ANZSOG’s John L. Alford Case Library contains almost 300 examples of public policy challenges, to be used in the development of public managers. This article highlights a case on how one determined advocate shifted government policy on Indigenous health and helped save thousands from blindness.
Ten years ago, Australia was the only OECD country where the preventable eye disease trachoma remained active in its population. While it was a hundred years since the disease had been seen in non-Aboriginal Australia, in Aboriginal communities, children were still being infected, and adults blinded, at rates equal to the worst in the world.
Professor Hugh Taylor had taken part in Australia’s first national survey of Indigenous eye health in the mid-1970s. He was frustrated by the lack of progress in addressing trachoma in remote Aboriginal communities and was determined to do something about it.
Seizing the momentum created by the Close the Gap targets and Kevin Rudd’s apology to the Stolen Generations, Professor Taylor used a combination of philanthropic donations and government funding to put together a pilot program that has led to Australia being on track to eliminate endemic trachoma by 2020.
ANZSOG’s Case Library details the full story of the role of Professor Taylor and the Centre for Eye Research Australia (CERA) in building political support and coordinating the fight against trachoma.
As of 2006, only fragmented regional programs against trachoma were being conducted by publicly funded public health services and Aboriginal controlled health services. Different jurisdictions had different programs, despite national treatment guidelines.
This was a major problem in the fight against a disease which spread easily, and effectively required an entire community to be cured to ensure the disease was unlikely to return.
Professor Taylor recalled that the programs were “rapidly devolved” to the states, so the responses varied resulting in a lack of accountability.
“They put trachoma people or trachoma teams in place until 1997, but these were just visiting people with inadequate resources, no oversight and no real skills in terms of a systems approach. In the end, they were actually a block for taking activities to scale.”
CERA developed, what was at the time, a ground-breaking analysis of the cost to society of preventable vision loss: $9.85 billion annually.
The critical finding was that this dramatic “vision gap” could be almost completely closed. Nearly all vision loss in Indigenous people – about 94 per cent – could be prevented or treated.
In the run-up to the 2007 election, Taylor spent time with politicians from both main parties, including federal Labor members Jenny Macklin and Nicola Roxon, who went on to become the Minister for Indigenous Affairs and Minister for Health and Ageing respectively, as well as Senator Trish Crossin, who was a strong advocate for reform through the Senate Estimate Committee process. After the election, he delivered a three-minute pitch to Prime Minister Kevin Rudd at an event in Tasmania, detailing why trachoma should be a priority.
He formed the Indigenous Eye Health Unit in 2008, to drive the elimination of trachoma in Indigenous Australia. It prepared a plan costing $25 million over four years to set up regional implementation teams, with national coordination, monitoring and support. They even made an uninvited submission to Rudd’s Australia 2020 Summit, arguing that the eradication of trachoma was now an achievable goal, which Australia should take on, if only to salvage its international reputation. The resulting report contained two mentions of trachoma in its wide-ranging recommendations.
In February 2009, the first anniversary of his historic apology to the Stolen Generations, Prime Minister Rudd announced $58.3 million for Indigenous eye and ear programs over four years, of which $16 million was allocated to the elimination of trachoma. By then, Professor Taylor and the IEHU team were already considering how to galvanise philanthropic support for an estimated $70 million in public funding needed to implement the plan over four years – soon to be named the ‘Road Map to Close the Vision Gap’.

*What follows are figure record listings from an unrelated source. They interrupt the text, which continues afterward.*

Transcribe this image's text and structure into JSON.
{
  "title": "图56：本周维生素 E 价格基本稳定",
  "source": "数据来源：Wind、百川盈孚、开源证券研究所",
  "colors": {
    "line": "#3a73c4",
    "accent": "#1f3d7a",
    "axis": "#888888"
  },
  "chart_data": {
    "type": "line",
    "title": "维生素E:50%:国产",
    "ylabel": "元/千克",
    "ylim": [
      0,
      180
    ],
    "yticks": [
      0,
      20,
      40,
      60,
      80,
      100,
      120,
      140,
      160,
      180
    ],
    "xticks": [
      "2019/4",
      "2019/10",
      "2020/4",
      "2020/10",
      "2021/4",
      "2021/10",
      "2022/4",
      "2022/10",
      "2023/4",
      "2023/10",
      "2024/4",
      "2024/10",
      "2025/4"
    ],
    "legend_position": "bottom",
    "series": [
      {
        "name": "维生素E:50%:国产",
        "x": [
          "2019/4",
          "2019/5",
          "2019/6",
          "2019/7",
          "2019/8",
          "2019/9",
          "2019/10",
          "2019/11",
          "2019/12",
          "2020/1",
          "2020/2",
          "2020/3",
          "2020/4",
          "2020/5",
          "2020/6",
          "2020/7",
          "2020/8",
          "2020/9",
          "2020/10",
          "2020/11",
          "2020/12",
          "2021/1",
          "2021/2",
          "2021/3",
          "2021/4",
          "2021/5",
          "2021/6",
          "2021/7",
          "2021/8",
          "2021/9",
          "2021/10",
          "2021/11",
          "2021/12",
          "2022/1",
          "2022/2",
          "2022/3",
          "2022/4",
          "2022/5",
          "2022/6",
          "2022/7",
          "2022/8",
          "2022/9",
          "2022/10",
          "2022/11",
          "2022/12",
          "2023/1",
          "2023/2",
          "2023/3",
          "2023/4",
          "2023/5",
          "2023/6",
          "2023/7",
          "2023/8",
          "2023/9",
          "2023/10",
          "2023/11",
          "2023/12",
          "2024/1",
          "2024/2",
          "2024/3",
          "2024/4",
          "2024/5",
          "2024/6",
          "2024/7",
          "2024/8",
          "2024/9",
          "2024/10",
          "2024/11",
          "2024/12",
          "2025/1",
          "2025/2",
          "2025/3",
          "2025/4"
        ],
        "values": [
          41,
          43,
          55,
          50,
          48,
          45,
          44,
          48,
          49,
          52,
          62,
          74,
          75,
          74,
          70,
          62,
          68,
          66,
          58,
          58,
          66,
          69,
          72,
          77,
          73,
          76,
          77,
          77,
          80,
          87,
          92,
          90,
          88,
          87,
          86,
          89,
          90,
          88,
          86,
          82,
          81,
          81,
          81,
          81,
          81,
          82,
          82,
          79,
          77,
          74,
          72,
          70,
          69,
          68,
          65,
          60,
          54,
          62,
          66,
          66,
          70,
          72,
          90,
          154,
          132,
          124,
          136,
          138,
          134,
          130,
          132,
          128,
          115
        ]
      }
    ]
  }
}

By 2011, the IEHU could report significant progress in identifying weaknesses in the current system and in developing successful solutions.
They had identified a lack of access to eye services in remote communities, and a lack of accountability in providing them. In addition, a trial in the remote communities in Western Australia, funded by the Christian Blind Mission and philanthropists David Middleton and (later) Greg Poche, had shown that the holistic SAFE program ( Surgery, Antibiotics, Cleanliness, Environmental improvements) could reduce trachoma rates in a short time.
Professor Taylor and IEHU remained firm that it was a governmental responsibility to expand the funding and implement a national program.
“Sustainable funding means it has to come from the usual budgets,” Professor Taylor said.
“Also, the scale of a national program requires the support of government – not only for funding but to ensure adoption.”
Funding at federal and state levels has continued since then, and trachoma is close to being eradicated.
Professor Taylor’s role shows the importance of building a strong case for action, giving a disjointed health sector a vision to work towards, and seizing every opportunity to build political momentum to deliver a long-overdue change.